Using WBE to reflect community health and disease spread is not new. However, in early March of this year pioneering efforts were made in the Netherlands to adapt their sewage monitoring program to look for genetic signals of SARS-CoV-2. The importance of this technique in the context of COVID-19 stems from the fact that SARS-CoV-2 is shed in the faeces of infected individuals—even those who are asymptomatic or pre-symptomatic. In communities where COVID-19 infection is present, the detection of SARS-CoV-2 in wastewater is expected. 
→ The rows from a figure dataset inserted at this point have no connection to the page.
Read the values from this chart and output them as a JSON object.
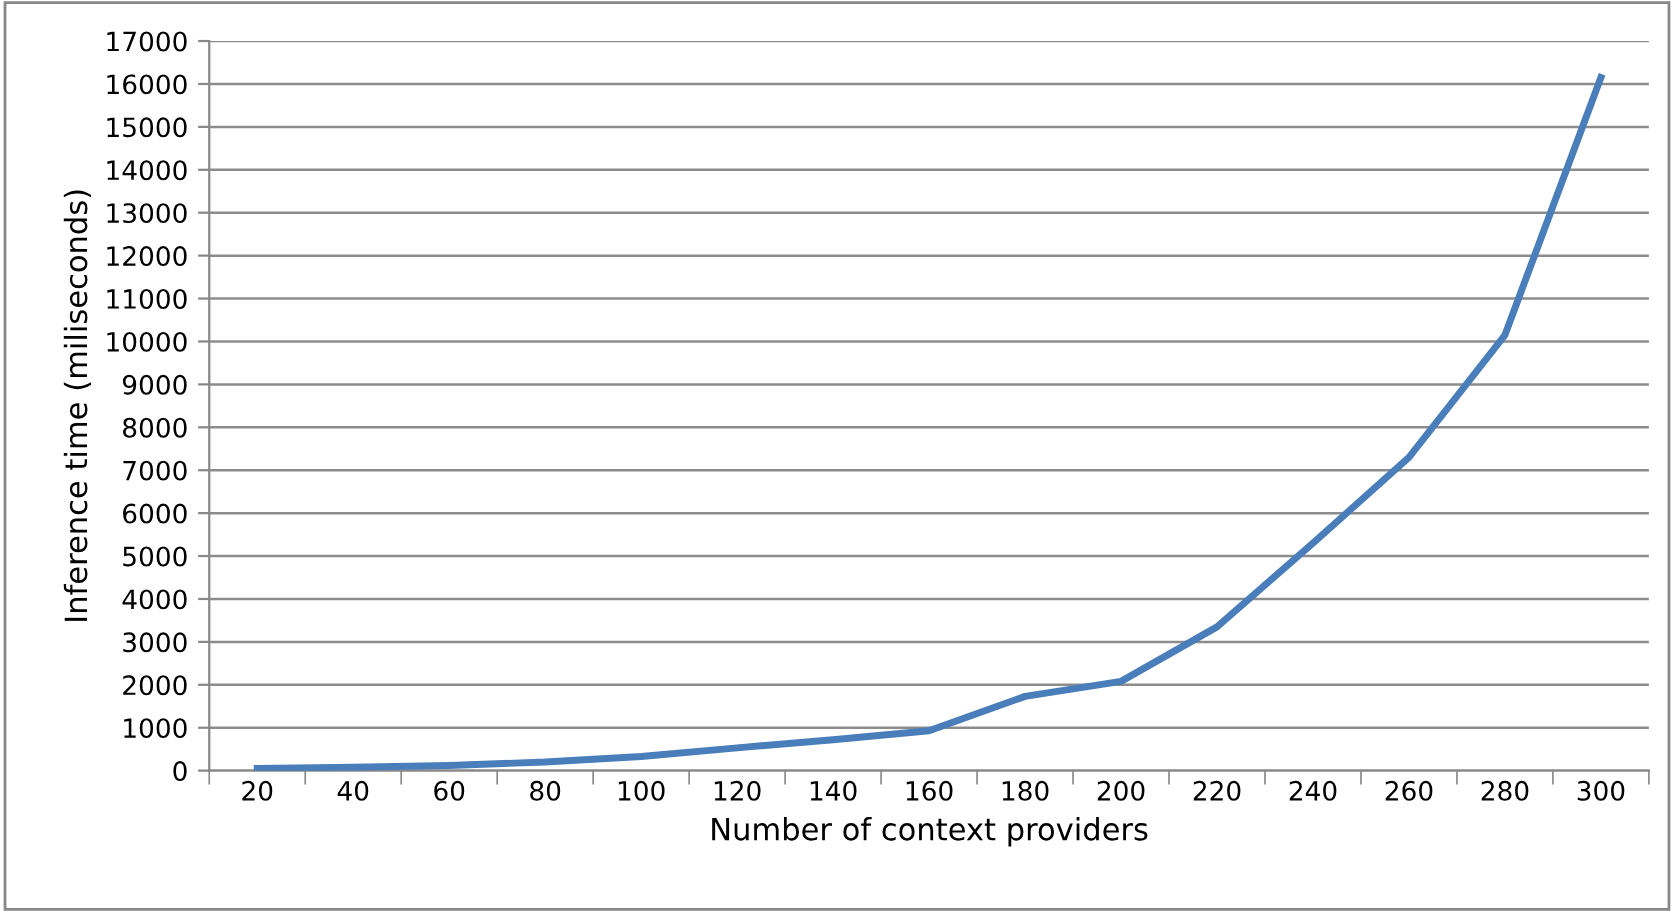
{
  "chart_data": {
    "type": "line",
    "xlabel": "Number of context providers",
    "ylabel": "Inference time (miliseconds)",
    "categories": [
      "20",
      "40",
      "60",
      "80",
      "100",
      "120",
      "140",
      "160",
      "180",
      "200",
      "220",
      "240",
      "260",
      "280",
      "300"
    ],
    "series": [
      {
        "color": "#4a7ebb",
        "values": [
          50,
          80,
          120,
          200,
          330,
          530,
          720,
          930,
          1730,
          2080,
          3350,
          5300,
          7300,
          10150,
          16150
        ]
      }
    ],
    "ylim": [
      0,
      17000
    ],
    "yticks": [
      0,
      1000,
      2000,
      3000,
      4000,
      5000,
      6000,
      7000,
      8000,
      9000,
      10000,
      11000,
      12000,
      13000,
      14000,
      15000,
      16000,
      17000
    ],
    "grid": "y",
    "legend": false,
    "marker": "none",
    "line_style": "solid"
  }
}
The Dutch researchers had already been engaged in WBE for a few years detecting other viruses in wastewater when the pandemic arose, providing them with the experience and capacity to take on this new challenge. Those early investigations suggested the technique could indeed be useful for SARS-CoV-2 community detection. In the space of a few months, research and efforts to test the technique grew exponentially, with WBE investigations focused on SARS-CoV-2 taking place in over 50 countries. Several European countries (the Netherlands, Germany, Finland) and the European Union are now funding national WBE networks, and the US Centres for Disease Control and Prevention is implementing a National Wastewater Surveillance System.

Canadian Water Network (CWN) learned of these initiatives in March, prior to publication of the initial research, through its participation in the Global Water Research Coalition. Interest in the potential for WBE to support the fight against COVID-19 initially emerged among the research community and water utilities, and almost immediately exploded, even as the fires of the COVID-19 epidemic were raging and spreading across the globe. 

The need to develop new methods that could genuinely help public-health decision makers—without distracting them from their core task—was clear. It was also clear that conventional and established systems of developing, assessing and communicating science to inform policy and management actions were not going to be rapid or agile enough to address the pressing need amidst this unprecedented reality. In addition, despite the importance and potential of this new application of WBE to COVID-19, the strengths, limitations and pitfalls of this new application to pragmatically inform and achieve more evidence-informed decisions remained unknown. 

Recognizing these gaps, CWN launched the Canadian COVID-19 Wastewater Coalition in April to facilitate efforts to investigate the feasibility and utility of applying WBE in Canada to inform public health decisions. The Coalition leverages an unprecedented level of global cooperation and sharing among WBE researchers. It also builds on national and global knowledge sharing within the public health community to rapidly advance and assess the potential for WBE to assist in managing the pandemic. 

The Coalition provides a model for the development of an effective ‘fire support team’ that can provide a stronger evidence base for the public health community to achieve more effective and proactive management of the COVID-19 fire. The key to success is not simply the effective aggregation and synthesis of rapidly evolving information, but the critical role of establishing networked relationships and trust. A reality in the complex world of science to policy is that much of the information analysis cycle is based on trust in the source of that information. In the middle of a fast-moving and global firefight, relationships and trust become at least as important—if not more important—than the effective collection of relevant evidence itself.